Khyra Ishaq social worker had 50 cases on the go

The primary social worker involved in the Khyra Ishaq case had a workload of 50 allocated cases, according to the full version of the serious case review.

The primary social worker involved in the Khyra Ishaq case had a workload of 50 allocated cases, according to the full version of the serious case review.

While the author of the SCR labelled it “excessive” in the report, social workers have called it “completely unimaginable” and “immoral”.

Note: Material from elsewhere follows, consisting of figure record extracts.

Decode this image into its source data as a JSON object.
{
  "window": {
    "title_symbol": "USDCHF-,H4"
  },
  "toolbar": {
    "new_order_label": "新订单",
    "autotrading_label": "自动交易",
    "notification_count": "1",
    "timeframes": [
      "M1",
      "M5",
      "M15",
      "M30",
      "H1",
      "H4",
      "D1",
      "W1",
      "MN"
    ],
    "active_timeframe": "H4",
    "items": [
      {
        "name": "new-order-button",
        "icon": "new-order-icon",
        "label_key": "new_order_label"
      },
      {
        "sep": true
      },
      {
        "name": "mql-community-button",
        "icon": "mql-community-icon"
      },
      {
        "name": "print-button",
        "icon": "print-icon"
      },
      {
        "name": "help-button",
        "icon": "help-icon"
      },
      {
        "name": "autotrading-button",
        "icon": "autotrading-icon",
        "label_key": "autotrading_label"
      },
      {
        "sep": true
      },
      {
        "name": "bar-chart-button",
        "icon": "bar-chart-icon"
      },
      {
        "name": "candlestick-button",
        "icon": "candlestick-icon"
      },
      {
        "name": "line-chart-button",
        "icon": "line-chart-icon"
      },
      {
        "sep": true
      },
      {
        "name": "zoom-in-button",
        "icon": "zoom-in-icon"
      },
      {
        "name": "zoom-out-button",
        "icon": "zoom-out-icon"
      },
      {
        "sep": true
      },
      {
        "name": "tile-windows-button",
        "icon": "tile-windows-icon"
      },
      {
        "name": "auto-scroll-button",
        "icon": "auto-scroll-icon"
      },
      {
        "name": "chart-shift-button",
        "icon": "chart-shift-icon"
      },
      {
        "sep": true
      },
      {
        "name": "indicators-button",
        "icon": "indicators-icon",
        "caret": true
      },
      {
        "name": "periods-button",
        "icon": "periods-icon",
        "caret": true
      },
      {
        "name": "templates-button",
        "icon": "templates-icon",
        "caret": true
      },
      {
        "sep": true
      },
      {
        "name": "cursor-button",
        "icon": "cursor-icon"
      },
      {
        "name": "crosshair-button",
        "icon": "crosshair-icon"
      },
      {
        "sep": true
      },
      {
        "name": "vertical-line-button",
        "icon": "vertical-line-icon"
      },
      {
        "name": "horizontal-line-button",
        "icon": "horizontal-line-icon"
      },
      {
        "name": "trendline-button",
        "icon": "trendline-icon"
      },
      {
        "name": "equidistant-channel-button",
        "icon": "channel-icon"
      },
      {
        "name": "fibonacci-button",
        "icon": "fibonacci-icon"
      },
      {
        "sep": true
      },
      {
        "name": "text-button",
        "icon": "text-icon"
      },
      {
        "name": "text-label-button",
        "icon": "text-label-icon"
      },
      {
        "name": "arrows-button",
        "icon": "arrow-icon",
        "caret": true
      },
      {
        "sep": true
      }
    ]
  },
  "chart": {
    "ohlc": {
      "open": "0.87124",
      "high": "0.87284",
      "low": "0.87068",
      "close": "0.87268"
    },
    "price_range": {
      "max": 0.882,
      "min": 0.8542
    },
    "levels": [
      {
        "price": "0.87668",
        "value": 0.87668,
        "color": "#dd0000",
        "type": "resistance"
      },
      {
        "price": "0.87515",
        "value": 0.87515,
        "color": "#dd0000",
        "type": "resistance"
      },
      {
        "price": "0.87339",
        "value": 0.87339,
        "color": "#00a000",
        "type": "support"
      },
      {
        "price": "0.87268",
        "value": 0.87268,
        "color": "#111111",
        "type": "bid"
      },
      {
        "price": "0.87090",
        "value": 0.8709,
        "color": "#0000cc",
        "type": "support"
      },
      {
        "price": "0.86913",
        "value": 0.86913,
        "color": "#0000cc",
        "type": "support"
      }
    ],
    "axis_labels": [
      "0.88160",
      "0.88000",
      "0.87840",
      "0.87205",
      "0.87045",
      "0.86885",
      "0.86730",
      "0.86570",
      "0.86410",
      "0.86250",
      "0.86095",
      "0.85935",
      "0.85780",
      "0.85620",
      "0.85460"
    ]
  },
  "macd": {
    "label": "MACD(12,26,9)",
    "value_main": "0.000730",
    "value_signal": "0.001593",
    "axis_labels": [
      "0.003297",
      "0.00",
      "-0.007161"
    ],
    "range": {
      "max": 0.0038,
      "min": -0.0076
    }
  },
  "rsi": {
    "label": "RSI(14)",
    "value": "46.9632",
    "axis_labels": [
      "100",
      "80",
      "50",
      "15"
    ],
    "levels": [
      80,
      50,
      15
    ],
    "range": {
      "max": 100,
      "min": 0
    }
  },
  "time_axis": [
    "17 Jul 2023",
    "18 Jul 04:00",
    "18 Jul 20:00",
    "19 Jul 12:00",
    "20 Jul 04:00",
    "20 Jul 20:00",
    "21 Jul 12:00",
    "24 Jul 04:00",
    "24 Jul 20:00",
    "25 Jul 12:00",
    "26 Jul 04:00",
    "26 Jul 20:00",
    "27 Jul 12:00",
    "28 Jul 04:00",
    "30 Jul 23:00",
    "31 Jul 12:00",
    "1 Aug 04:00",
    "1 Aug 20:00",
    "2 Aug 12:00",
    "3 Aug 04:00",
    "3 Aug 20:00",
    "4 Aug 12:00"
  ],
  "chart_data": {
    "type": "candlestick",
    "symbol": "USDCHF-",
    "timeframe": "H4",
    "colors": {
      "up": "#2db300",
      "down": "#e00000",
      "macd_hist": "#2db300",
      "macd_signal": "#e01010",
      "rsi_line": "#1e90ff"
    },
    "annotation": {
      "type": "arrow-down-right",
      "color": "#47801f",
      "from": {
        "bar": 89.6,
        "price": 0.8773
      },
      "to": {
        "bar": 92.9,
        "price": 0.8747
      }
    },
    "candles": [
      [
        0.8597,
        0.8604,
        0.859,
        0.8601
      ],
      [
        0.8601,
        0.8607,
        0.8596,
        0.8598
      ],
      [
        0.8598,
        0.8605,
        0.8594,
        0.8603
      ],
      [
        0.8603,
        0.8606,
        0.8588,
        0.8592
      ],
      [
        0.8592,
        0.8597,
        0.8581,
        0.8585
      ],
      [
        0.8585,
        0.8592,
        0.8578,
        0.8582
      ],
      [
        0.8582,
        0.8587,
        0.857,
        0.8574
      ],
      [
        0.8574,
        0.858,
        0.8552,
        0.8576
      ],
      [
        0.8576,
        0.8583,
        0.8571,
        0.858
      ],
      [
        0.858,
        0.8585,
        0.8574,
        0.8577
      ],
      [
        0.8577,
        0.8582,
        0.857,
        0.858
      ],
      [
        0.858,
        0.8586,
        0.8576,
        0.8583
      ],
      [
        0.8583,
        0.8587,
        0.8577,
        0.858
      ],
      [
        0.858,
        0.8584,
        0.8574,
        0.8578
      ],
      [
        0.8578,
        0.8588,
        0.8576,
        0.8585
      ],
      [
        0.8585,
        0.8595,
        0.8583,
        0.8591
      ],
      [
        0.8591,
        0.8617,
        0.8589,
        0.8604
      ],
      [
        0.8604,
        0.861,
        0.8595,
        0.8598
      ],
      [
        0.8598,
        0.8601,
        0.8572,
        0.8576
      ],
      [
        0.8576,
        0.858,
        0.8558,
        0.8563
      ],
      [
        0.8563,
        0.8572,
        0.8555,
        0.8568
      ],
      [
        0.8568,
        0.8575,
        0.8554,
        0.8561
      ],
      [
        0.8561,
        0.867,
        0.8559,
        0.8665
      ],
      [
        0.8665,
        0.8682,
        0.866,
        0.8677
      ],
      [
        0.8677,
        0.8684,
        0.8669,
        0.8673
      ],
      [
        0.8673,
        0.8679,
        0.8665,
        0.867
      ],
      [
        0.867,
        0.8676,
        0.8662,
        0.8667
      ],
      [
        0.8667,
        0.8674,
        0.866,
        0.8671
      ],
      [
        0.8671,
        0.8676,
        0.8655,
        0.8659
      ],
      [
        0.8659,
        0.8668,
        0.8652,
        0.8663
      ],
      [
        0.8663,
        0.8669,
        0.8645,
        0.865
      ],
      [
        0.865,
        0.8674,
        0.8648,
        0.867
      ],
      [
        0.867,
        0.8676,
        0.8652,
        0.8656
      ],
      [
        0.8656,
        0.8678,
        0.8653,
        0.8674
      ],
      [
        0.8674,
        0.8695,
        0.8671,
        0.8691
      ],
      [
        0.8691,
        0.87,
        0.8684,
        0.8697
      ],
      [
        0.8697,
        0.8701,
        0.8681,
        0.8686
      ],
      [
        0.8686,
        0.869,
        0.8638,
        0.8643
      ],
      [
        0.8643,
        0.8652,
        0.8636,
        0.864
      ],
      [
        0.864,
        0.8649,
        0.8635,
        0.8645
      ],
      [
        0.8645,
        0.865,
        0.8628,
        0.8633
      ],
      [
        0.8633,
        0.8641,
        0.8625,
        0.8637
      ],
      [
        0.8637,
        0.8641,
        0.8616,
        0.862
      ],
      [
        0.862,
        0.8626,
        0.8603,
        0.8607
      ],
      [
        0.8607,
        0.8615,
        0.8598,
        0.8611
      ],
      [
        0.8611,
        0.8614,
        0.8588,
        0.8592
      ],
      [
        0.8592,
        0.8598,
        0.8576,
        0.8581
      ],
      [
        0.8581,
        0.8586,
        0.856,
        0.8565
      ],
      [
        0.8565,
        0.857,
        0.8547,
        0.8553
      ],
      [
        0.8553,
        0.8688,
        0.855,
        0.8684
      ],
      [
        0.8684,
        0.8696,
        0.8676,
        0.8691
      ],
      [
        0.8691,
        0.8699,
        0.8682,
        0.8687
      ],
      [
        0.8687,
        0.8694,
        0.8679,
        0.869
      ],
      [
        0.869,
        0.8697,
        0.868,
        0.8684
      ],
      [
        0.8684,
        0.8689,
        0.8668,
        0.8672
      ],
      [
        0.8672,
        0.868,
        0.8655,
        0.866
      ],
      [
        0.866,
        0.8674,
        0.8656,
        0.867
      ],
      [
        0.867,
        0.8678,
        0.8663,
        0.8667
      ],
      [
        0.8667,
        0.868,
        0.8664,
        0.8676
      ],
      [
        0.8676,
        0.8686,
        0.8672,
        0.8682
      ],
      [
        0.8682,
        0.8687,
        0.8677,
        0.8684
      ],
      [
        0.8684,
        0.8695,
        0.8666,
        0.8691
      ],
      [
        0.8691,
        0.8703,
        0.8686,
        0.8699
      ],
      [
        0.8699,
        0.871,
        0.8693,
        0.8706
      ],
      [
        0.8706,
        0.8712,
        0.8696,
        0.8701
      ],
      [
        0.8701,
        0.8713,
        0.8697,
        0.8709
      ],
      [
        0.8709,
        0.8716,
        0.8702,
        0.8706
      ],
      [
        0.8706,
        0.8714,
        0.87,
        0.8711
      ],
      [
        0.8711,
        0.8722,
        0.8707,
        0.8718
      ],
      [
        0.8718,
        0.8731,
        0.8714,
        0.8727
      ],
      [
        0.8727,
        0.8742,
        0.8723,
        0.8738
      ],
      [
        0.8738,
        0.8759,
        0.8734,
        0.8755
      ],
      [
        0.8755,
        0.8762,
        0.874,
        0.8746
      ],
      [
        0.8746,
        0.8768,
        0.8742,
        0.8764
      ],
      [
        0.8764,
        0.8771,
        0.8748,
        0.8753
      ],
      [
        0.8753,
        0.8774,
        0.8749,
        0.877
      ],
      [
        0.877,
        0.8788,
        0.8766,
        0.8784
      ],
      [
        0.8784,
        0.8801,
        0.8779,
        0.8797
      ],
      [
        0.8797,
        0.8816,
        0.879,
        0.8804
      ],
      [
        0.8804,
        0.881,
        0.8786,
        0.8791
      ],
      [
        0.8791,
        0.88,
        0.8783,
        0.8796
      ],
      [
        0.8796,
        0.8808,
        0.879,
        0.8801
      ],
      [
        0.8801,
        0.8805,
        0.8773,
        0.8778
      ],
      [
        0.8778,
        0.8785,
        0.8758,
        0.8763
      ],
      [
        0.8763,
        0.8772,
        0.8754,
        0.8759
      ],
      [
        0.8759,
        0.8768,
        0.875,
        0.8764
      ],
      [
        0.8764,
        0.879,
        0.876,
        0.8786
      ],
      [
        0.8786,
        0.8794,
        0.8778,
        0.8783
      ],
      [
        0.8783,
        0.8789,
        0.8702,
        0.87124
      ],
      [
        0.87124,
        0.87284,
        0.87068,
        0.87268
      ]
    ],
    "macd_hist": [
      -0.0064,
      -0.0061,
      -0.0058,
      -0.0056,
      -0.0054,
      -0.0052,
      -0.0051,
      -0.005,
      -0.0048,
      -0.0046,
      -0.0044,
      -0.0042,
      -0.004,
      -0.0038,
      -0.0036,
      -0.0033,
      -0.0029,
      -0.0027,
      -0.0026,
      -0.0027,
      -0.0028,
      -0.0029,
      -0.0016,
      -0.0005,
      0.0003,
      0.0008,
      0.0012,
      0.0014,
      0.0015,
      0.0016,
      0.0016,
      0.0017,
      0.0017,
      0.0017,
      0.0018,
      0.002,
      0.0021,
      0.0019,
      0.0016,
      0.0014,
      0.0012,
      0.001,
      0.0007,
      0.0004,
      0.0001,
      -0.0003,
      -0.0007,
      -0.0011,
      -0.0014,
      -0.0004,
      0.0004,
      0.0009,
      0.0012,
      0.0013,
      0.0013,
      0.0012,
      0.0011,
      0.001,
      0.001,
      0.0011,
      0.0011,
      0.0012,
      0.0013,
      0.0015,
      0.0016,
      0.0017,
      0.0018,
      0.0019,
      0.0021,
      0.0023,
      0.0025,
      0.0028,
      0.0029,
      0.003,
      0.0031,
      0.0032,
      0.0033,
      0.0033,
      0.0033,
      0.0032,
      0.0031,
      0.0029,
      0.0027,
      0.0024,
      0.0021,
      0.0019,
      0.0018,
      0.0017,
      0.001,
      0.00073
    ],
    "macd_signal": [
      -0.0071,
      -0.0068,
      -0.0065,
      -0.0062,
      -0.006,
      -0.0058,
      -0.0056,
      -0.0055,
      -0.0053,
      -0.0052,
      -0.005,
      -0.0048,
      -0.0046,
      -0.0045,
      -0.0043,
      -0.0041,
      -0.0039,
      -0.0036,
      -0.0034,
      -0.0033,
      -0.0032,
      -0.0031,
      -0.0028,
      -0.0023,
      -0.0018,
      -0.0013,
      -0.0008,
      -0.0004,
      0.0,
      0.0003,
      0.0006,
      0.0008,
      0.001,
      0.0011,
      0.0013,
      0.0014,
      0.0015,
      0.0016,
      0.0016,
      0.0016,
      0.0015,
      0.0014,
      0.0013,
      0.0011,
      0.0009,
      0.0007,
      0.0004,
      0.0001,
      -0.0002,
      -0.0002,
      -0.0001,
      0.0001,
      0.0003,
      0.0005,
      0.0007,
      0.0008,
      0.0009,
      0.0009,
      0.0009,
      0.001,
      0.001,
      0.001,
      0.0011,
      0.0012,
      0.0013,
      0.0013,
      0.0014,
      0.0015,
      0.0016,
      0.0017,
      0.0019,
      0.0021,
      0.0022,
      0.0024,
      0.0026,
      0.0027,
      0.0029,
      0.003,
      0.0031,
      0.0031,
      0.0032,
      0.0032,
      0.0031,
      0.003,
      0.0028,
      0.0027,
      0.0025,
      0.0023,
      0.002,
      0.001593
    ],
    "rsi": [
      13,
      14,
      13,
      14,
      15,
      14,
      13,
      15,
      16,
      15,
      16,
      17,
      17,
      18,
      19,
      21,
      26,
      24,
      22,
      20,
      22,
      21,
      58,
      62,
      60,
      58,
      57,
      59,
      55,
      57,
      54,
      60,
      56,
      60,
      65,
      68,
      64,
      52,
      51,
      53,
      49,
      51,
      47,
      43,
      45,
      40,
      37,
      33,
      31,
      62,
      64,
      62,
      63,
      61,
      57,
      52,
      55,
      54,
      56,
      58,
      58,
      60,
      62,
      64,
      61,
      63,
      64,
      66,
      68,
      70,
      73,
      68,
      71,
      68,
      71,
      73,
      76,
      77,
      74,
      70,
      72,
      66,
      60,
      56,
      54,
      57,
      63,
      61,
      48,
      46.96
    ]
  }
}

“That’s absolutely shocking,” said Nushra Mansuri, joint manager for the British Association of Social Workers in England. “We talk about caseloads of 20 being unrealistic, so it’s completely unimaginable what 50 at a time would be like.

“There’s no way a social worker could keep track of all the details of that many cases – it’s so risky to have that situation in children’s services.”

A social worker on CareSpace, Community Care‘s online forum, called it “an immoral caseload”. Long Gone criticised the report for failing to make a single recommendation on caseloads, adding: “Until reasonable requests are made of social workers, SCRs will continue to be a voyeur’s paradise with no learning taking place.”

Earlier this month, Birmingham’s children’s social care executive member Len Clark said the council had already reduced caseloads by one-third by transferring child-in-need cases to new family support teams. However, frontline social workers, again on CareSpace, disagree.

“You might think that Birmingham had some new family support teams, but there aren’t any. So no, nobody’s caseload has been ‘reduced by a third’ because the truth of the matter is that there is no-one to transfer the cases to,” a CareSpace user wrote.

Birmingham council has yet to respond to Community Care‘s requests for further information about the current average caseloads in children’s services and whether any social worker still has as many as 50 allocated cases.